Господи, сколько нежной прелести, сколько мира и любви в природе. Как хорошо здесь, верно, было прошлою весною, когда всюду свершалась мирная и благостная жизнь, когда за плугом брел «оратай», и ксендз каждый вечер выходил посидеть на крыльце своего дома.

А теперь всюду мерзость запустения. Всюду вокруг церкви и вокруг нашего дома окопы, заваленные всяким мусором, кровавой ватой и бинтами. О Господи. Господи, почему терпишь Ты такое заблуждение сынов Твоих?

У нас в батарее настроение сейчас невеселое. Чем дальше длится воина, тем она все более и более теряет[80]всякое сходство с чем-то, хотя и трагическим, но все же большим и важным. Пошли серые будни, местничество, ссоры и поголовное желание конца. Нервы у всех расшатались. Умения работать над собою за двумя, тремя исключениями, нет решительно ни у кого, и потому все хмурятся, злятся, словом, заживо гниют на корню.

К жене. 2-го мая 1915 года. Ветлин-на-Сане.
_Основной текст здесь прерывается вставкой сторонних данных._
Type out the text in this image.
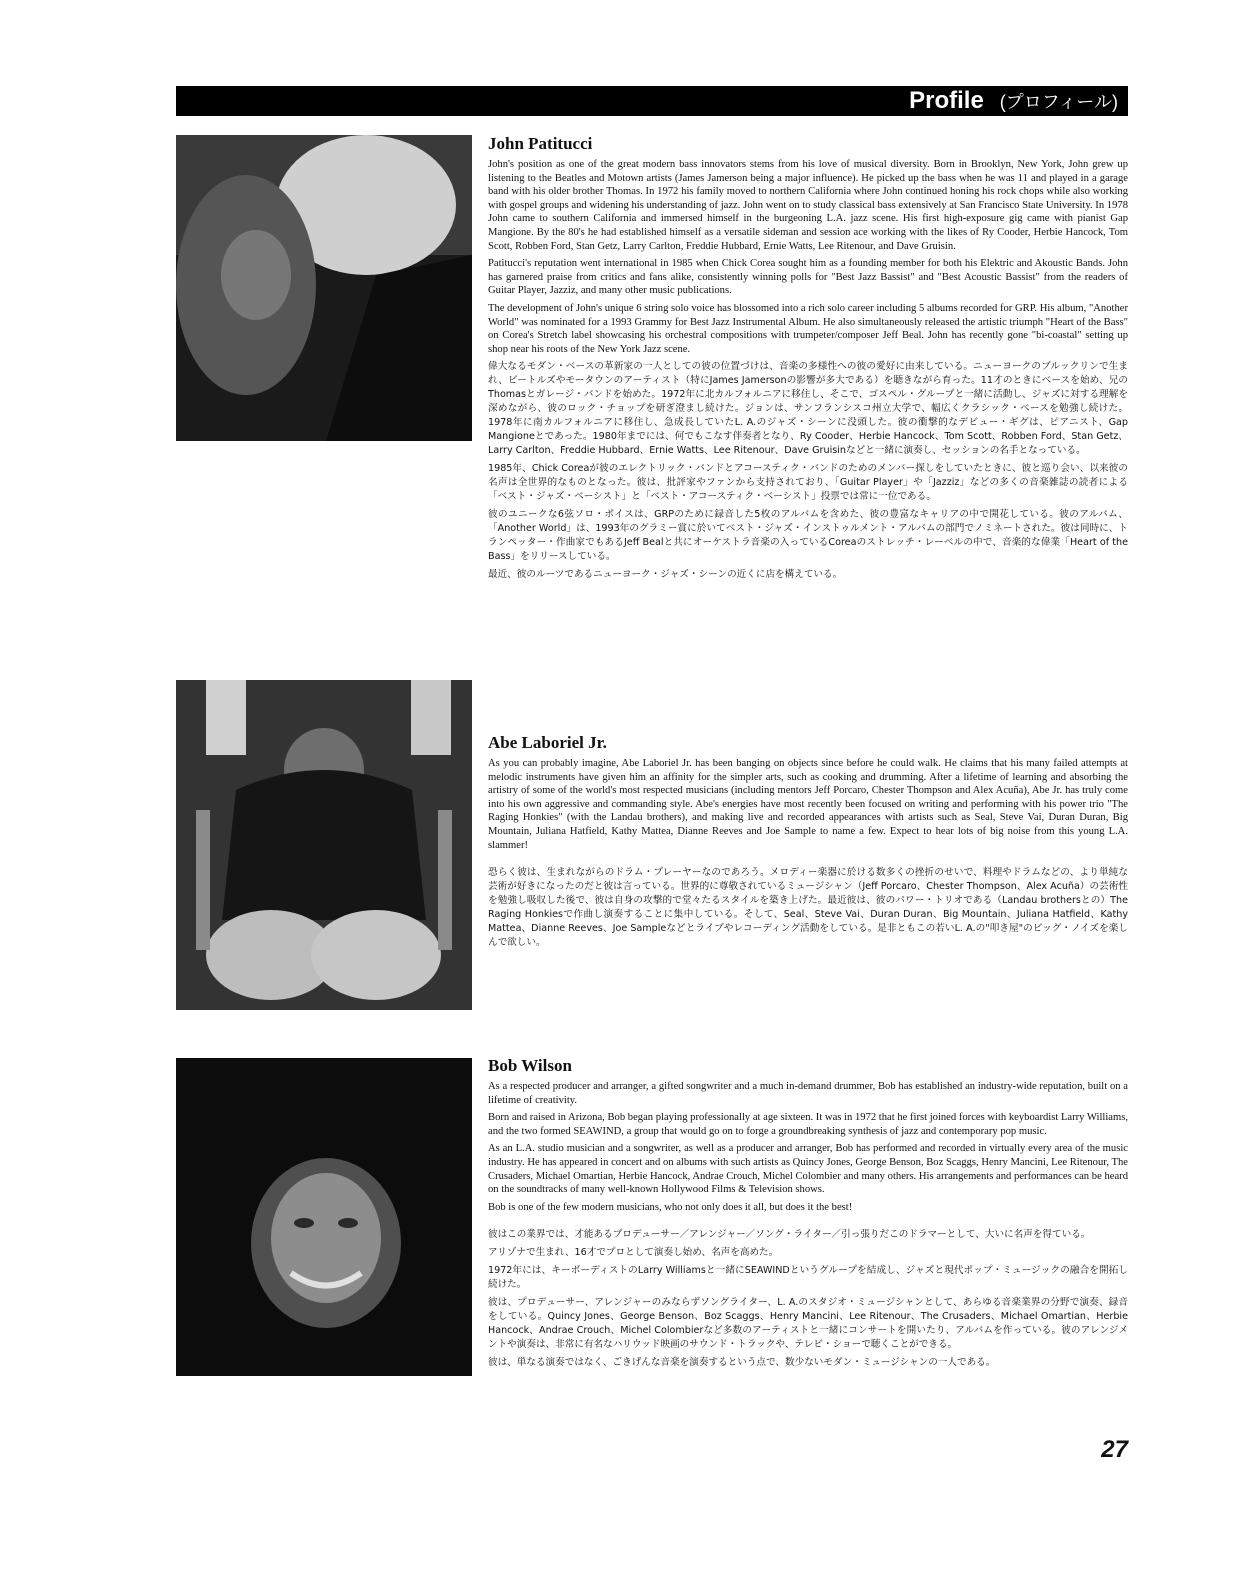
Profile (プロフィール)
John Patitucci

John's position as one of the great modern bass innovators stems from his love of musical diversity. Born in Brooklyn, New York, John grew up listening to the Beatles and Motown artists (James Jamerson being a major influence). He picked up the bass when he was 11 and played in a garage band with his older brother Thomas. In 1972 his family moved to northern California where John continued honing his rock chops while also working with gospel groups and widening his understanding of jazz. John went on to study classical bass extensively at San Francisco State University. In 1978 John came to southern California and immersed himself in the burgeoning L.A. jazz scene. His first high-exposure gig came with pianist Gap Mangione. By the 80's he had established himself as a versatile sideman and session ace working with the likes of Ry Cooder, Herbie Hancock, Tom Scott, Robben Ford, Stan Getz, Larry Carlton, Freddie Hubbard, Ernie Watts, Lee Ritenour, and Dave Gruisin.

Patitucci's reputation went international in 1985 when Chick Corea sought him as a founding member for both his Elektric and Akoustic Bands. John has garnered praise from critics and fans alike, consistently winning polls for "Best Jazz Bassist" and "Best Acoustic Bassist" from the readers of Guitar Player, Jazziz, and many other music publications.

The development of John's unique 6 string solo voice has blossomed into a rich solo career including 5 albums recorded for GRP. His album, "Another World" was nominated for a 1993 Grammy for Best Jazz Instrumental Album. He also simultaneously released the artistic triumph "Heart of the Bass" on Corea's Stretch label showcasing his orchestral compositions with trumpeter/composer Jeff Beal. John has recently gone "bi-coastal" setting up shop near his roots of the New York Jazz scene.

偉大なるモダン・ベースの革新家の一人としての彼の位置づけは、音楽の多様性への彼の愛好に由来している。ニューヨークのブルックリンで生まれ、ビートルズやモータウンのアーティスト（特にJames Jamersonの影響が多大である）を聴きながら育った。11才のときにベースを始め、兄のThomasとガレージ・バンドを始めた。1972年に北カルフォルニアに移住し、そこで、ゴスペル・グループと一緒に活動し、ジャズに対する理解を深めながら、彼のロック・チョップを研ぎ澄まし続けた。ジョンは、サンフランシスコ州立大学で、幅広くクラシック・ベースを勉強し続けた。1978年に南カルフォルニアに移住し、急成長していたL. A.のジャズ・シーンに没頭した。彼の衝撃的なデビュー・ギグは、ピアニスト、Gap Mangioneとであった。1980年までには、何でもこなす伴奏者となり、Ry Cooder、Herbie Hancock、Tom Scott、Robben Ford、Stan Getz、Larry Carlton、Freddie Hubbard、Ernie Watts、Lee Ritenour、Dave Gruisinなどと一緒に演奏し、セッションの名手となっている。

1985年、Chick Coreaが彼のエレクトリック・バンドとアコースティク・バンドのためのメンバー探しをしていたときに、彼と巡り会い、以来彼の名声は全世界的なものとなった。彼は、批評家やファンから支持されており、「Guitar Player」や「Jazziz」などの多くの音楽雑誌の読者による「ベスト・ジャズ・ベーシスト」と「ベスト・アコースティク・ベーシスト」投票では常に一位である。

彼のユニークな6弦ソロ・ボイスは、GRPのために録音した5枚のアルバムを含めた、彼の豊富なキャリアの中で開花している。彼のアルバム、「Another World」は、1993年のグラミー賞に於いてベスト・ジャズ・インストゥルメント・アルバムの部門でノミネートされた。彼は同時に、トランペッター・作曲家でもあるJeff Bealと共にオーケストラ音楽の入っているCoreaのストレッチ・レーベルの中で、音楽的な偉業「Heart of the Bass」をリリースしている。

最近、彼のルーツであるニューヨーク・ジャズ・シーンの近くに店を構えている。

Abe Laboriel Jr.

As you can probably imagine, Abe Laboriel Jr. has been banging on objects since before he could walk. He claims that his many failed attempts at melodic instruments have given him an affinity for the simpler arts, such as cooking and drumming. After a lifetime of learning and absorbing the artistry of some of the world's most respected musicians (including mentors Jeff Porcaro, Chester Thompson and Alex Acuña), Abe Jr. has truly come into his own aggressive and commanding style. Abe's energies have most recently been focused on writing and performing with his power trio "The Raging Honkies" (with the Landau brothers), and making live and recorded appearances with artists such as Seal, Steve Vai, Duran Duran, Big Mountain, Juliana Hatfield, Kathy Mattea, Dianne Reeves and Joe Sample to name a few. Expect to hear lots of big noise from this young L.A. slammer!

恐らく彼は、生まれながらのドラム・プレーヤーなのであろう。メロディー楽器に於ける数多くの挫折のせいで、料理やドラムなどの、より単純な芸術が好きになったのだと彼は言っている。世界的に尊敬されているミュージシャン（Jeff Porcaro、Chester Thompson、Alex Acuña）の芸術性を勉強し吸収した後で、彼は自身の攻撃的で堂々たるスタイルを築き上げた。最近彼は、彼のパワー・トリオである（Landau brothersとの）The Raging Honkiesで作曲し演奏することに集中している。そして、Seal、Steve Vai、Duran Duran、Big Mountain、Juliana Hatfield、Kathy Mattea、Dianne Reeves、Joe Sampleなどとライブやレコーディング活動をしている。是非ともこの若いL. A.の"叩き屋"のビッグ・ノイズを楽しんで欲しい。

Bob Wilson

As a respected producer and arranger, a gifted songwriter and a much in-demand drummer, Bob has established an industry-wide reputation, built on a lifetime of creativity.

Born and raised in Arizona, Bob began playing professionally at age sixteen. It was in 1972 that he first joined forces with keyboardist Larry Williams, and the two formed SEAWIND, a group that would go on to forge a groundbreaking synthesis of jazz and contemporary pop music.

As an L.A. studio musician and a songwriter, as well as a producer and arranger, Bob has performed and recorded in virtually every area of the music industry. He has appeared in concert and on albums with such artists as Quincy Jones, George Benson, Boz Scaggs, Henry Mancini, Lee Ritenour, The Crusaders, Michael Omartian, Herbie Hancock, Andrae Crouch, Michel Colombier and many others. His arrangements and performances can be heard on the soundtracks of many well-known Hollywood Films & Television shows.

Bob is one of the few modern musicians, who not only does it all, but does it the best!

彼はこの業界では、才能あるプロデューサー／アレンジャー／ソング・ライター／引っ張りだこのドラマーとして、大いに名声を得ている。

アリゾナで生まれ、16才でプロとして演奏し始め、名声を高めた。

1972年には、キーボーディストのLarry Williamsと一緒にSEAWINDというグループを結成し、ジャズと現代ポップ・ミュージックの融合を開拓し続けた。

彼は、プロデューサー、アレンジャーのみならずソングライター、L. A.のスタジオ・ミュージシャンとして、あらゆる音楽業界の分野で演奏、録音をしている。Quincy Jones、George Benson、Boz Scaggs、Henry Mancini、Lee Ritenour、The Crusaders、Michael Omartian、Herbie Hancock、Andrae Crouch、Michel Colombierなど多数のアーティストと一緒にコンサートを開いたり、アルバムを作っている。彼のアレンジメントや演奏は、非常に有名なハリウッド映画のサウンド・トラックや、テレビ・ショーで聴くことができる。

彼は、単なる演奏ではなく、ごきげんな音楽を演奏するという点で、数少ないモダン・ミュージシャンの一人である。

27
Последнее время писать ничего не мог. Ни на день не прекращались какие-то совершенно безумные остервенелые бои. Я, слава Богу, жив. исполнен самого несокрушимого здоровья и вполне бодр. Причин на все это в сущности нет никаких.

Написать сейчас ничего не смогу. Пишу на батарее под несмолкаемый гром отбиваемых нами атак немецкой гвардии. Впереди, в Ветлине, все время загораются халупы. Крутом то и дело встают земляные фонтаны разрывающихся тяжелых.

В небе тоже гроза. Кажется, мы ее сами накликали нашей стрельбой.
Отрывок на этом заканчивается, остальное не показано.